ARTICLE 5: NONDISCLOSURE
The mediator will ensure that the parties are able to undertake the mediation.
If need be, they will suggest that the parties seek the services of appropriate professionals.
The mediator will, in principle, abstain from giving personal opinions on the respective rights and obligations of the parties, on the merits of the agreements proposed, and on the proposals for resolution which have been formulated.
The mediator will inform the parties of the possibility of obtaining independent legal counsel and of the benefits this may provide.
The mediator will encourage the parties to make decisions based on adequate and sufficient information, after obtaining relevant advice.
ARTICLE 6: LEGAL SECURITY
The mediator will make sure that all parties know and understand the consequences of the options under consideration.
The mediator will ensure that balance and equality are maintained during the negotiations.
They may not allow any intimidation or manipulation on the part of those involved, by both parties, or by one of them.
In order to guarantee legal security, the mediator will ensure that the decisions taken by the parties and recorded in the agreement minutes are compatible with legislation in effect and comply with public order.
ARTICLE 7: AGREEMENT MINUTES
At the end of the mediation, the mediator will record the agreements or have them recorded.
The agreement record will be submitted to the counsels before signature.

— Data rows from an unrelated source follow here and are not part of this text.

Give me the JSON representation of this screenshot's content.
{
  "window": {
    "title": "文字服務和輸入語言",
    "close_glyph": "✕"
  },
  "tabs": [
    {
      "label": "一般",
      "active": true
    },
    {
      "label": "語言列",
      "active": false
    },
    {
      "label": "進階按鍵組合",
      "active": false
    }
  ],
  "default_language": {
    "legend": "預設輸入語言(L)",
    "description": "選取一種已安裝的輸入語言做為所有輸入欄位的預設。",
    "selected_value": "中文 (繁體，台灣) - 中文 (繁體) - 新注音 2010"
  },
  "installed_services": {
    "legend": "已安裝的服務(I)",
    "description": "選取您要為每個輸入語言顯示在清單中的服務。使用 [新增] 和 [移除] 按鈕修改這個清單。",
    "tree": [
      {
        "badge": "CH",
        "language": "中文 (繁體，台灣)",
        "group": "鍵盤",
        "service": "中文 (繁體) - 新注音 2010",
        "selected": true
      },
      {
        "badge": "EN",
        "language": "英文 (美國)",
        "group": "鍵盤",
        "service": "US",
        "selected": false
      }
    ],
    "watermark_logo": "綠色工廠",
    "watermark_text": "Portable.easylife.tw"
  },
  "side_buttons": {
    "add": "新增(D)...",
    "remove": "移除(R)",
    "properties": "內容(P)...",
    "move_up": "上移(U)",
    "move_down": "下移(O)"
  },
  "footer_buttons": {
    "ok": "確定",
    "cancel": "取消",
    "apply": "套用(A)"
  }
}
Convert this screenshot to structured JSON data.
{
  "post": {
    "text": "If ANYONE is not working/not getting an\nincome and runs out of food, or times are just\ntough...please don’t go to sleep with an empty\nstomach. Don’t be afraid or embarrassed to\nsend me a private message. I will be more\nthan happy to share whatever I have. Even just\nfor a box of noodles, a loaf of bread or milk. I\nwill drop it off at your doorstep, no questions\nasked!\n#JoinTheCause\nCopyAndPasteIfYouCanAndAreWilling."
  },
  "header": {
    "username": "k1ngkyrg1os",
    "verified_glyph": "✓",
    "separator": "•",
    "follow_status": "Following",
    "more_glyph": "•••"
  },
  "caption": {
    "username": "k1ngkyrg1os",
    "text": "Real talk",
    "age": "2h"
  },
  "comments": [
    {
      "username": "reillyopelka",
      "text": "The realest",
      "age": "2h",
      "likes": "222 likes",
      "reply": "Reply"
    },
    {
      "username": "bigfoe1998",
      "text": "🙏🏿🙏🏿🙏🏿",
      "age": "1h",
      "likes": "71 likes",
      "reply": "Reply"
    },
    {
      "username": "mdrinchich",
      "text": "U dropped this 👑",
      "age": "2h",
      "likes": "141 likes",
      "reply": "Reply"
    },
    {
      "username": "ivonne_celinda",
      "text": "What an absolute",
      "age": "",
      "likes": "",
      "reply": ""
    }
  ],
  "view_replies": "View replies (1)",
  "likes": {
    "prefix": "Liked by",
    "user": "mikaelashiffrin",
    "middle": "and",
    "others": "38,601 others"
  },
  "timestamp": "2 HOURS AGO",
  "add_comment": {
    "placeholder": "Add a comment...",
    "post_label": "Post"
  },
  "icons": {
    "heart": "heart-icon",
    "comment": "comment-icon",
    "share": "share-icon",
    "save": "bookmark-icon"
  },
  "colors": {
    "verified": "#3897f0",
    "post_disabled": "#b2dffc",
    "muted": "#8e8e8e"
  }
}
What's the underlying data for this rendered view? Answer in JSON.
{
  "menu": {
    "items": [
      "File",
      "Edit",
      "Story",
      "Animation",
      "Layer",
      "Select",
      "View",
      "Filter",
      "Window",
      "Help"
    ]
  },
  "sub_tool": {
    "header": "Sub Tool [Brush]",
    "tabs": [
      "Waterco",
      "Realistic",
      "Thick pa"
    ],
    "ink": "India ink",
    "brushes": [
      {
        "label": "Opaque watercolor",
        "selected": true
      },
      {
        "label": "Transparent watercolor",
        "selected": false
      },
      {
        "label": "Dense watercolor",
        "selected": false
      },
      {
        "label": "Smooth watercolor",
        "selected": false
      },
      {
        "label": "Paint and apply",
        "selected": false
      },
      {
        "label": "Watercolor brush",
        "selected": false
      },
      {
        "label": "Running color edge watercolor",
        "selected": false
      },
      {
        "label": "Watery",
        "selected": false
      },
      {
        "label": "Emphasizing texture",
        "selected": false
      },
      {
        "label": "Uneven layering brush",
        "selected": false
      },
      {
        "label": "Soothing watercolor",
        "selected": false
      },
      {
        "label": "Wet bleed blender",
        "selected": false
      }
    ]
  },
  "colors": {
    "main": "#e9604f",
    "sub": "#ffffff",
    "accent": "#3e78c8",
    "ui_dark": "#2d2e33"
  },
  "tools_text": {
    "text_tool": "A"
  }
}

The mediator will inform the parties of the consequences of signing the document which, unless there are provisions to the contrary, will make it official.

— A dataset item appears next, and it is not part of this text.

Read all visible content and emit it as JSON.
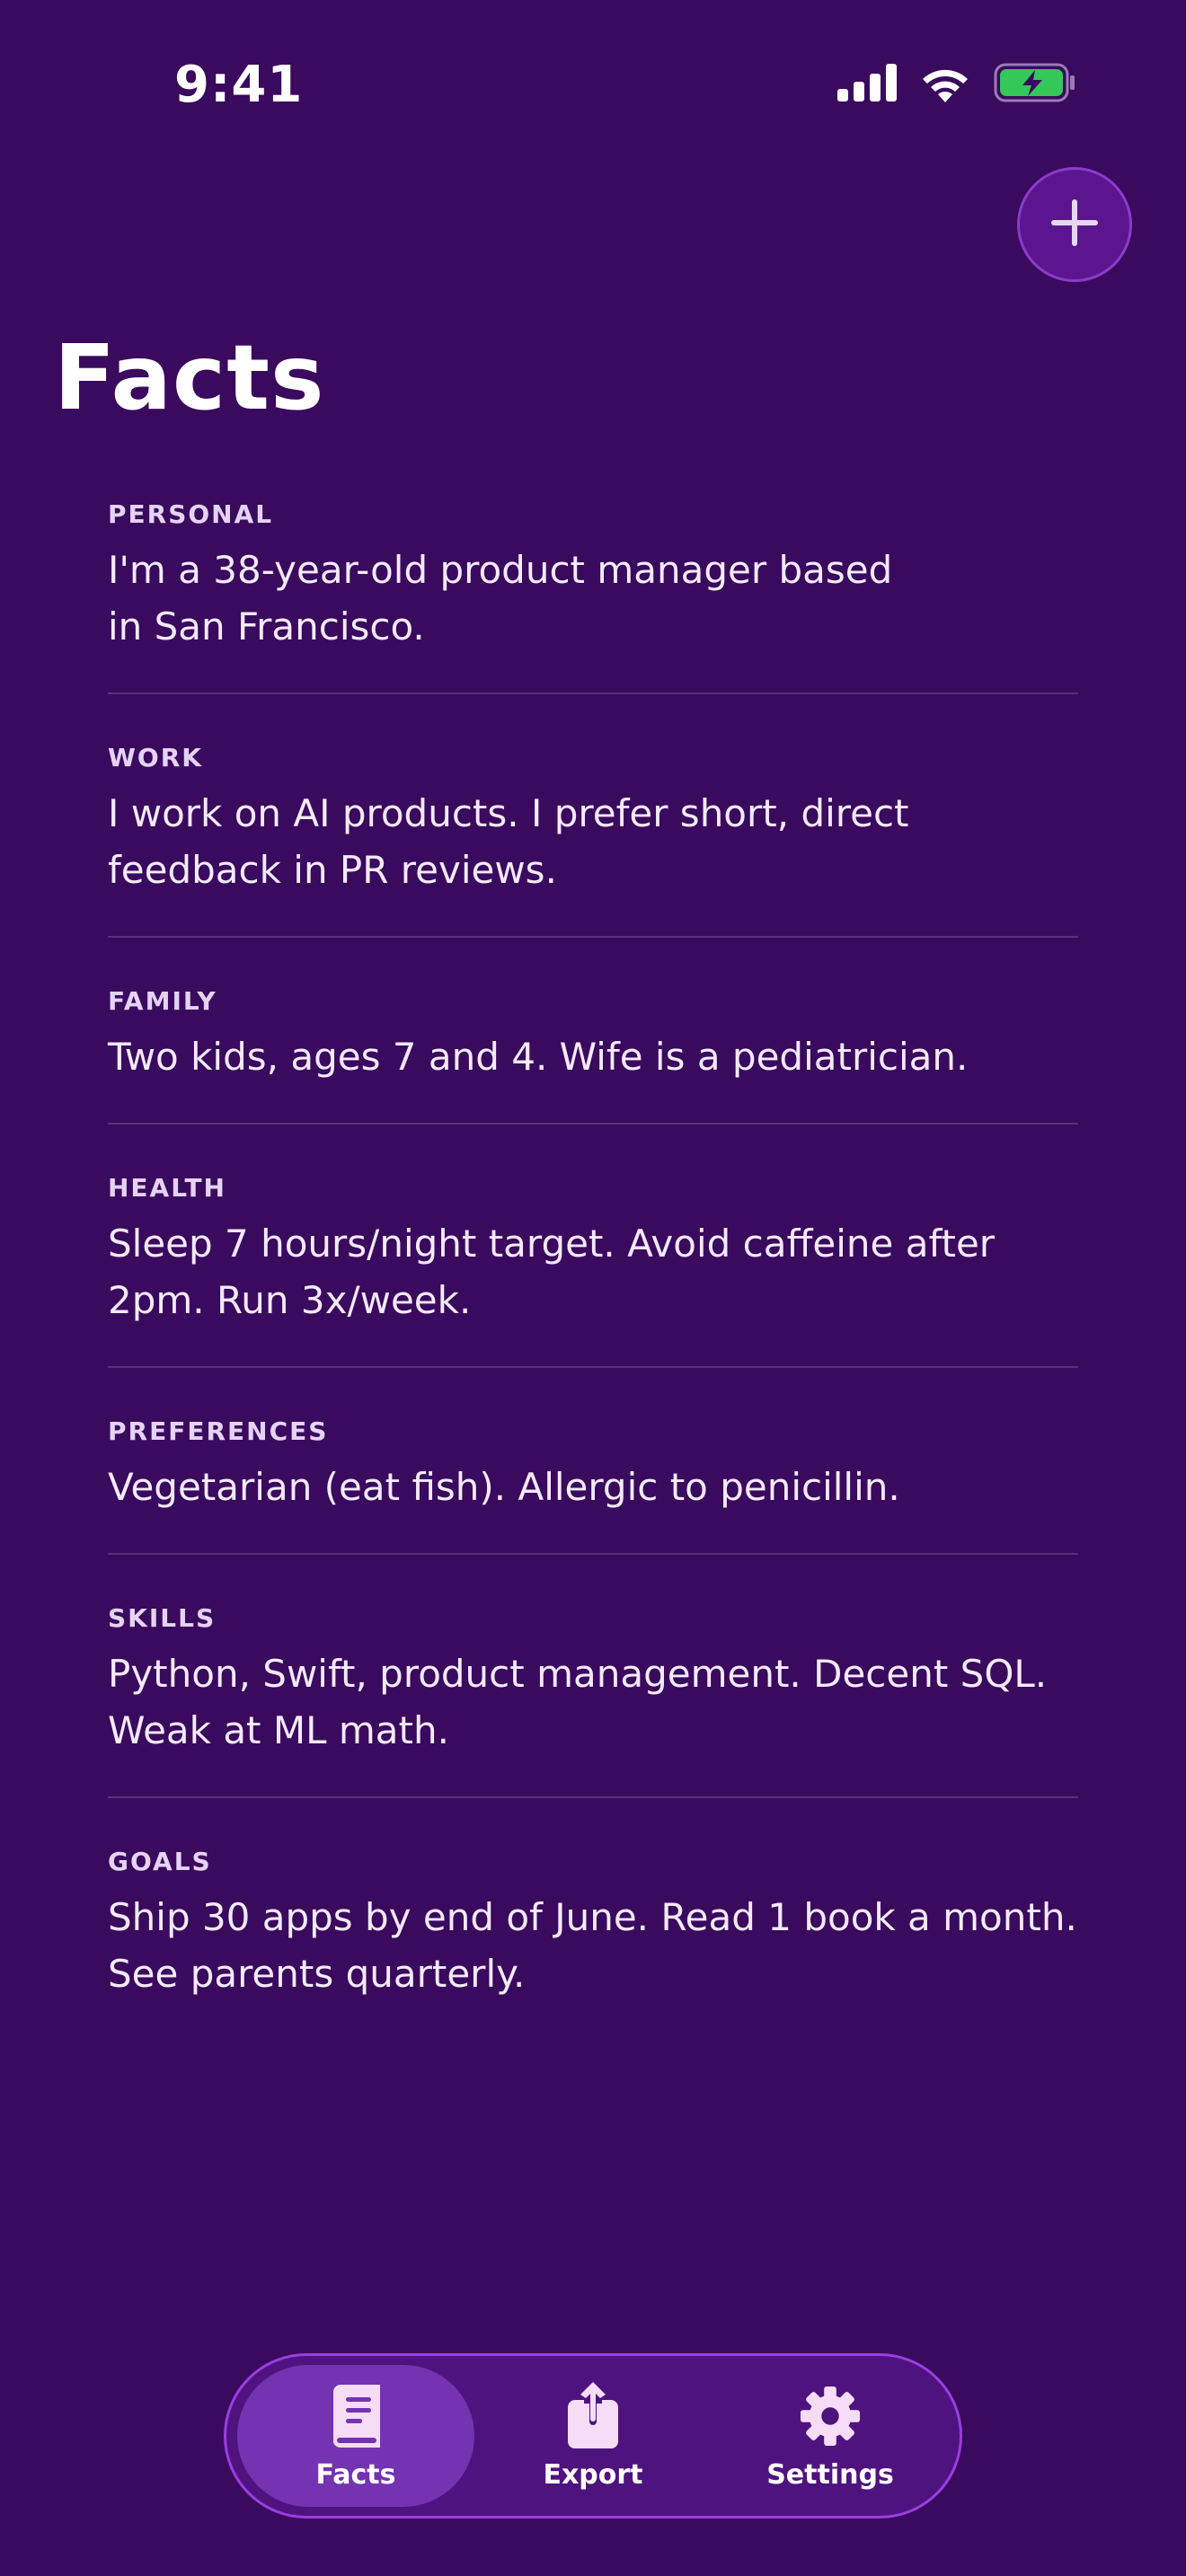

The secrecy requirement for the contents of the negotiations which preceded the agreement can only be lifted with the consent of the parties and the mediator. Among other things, this will enable the judge to confirm the agreements reached.
ARTICLE 8: SUSPENSION - INTERRUPTION OF THE MEDIATION
The mediator must suspend or terminate mediation if:
- One or all of the parties request it
- The conditions of Article 6 regarding the mission are no longer being met
- The mediation is being used to achieve inappropriate ends, notably dilatory ones
- The behaviour of the parties, or of one of them, is incompatible with the mediation process
- The mediation is no longer productive
- The parties, or one of them, are (is) no longer able to seriously participate in the mediation or show(s) no interest in doing so
The mediator must immediately inform the parties and the court if they are the object of a legal designation.
Given their duty of nondisclosure they must not at any time reveal the reasons which led to the suspension or interruption of mediation.
ARTICLE 9:
The present rules will become effective on 1 March 2003.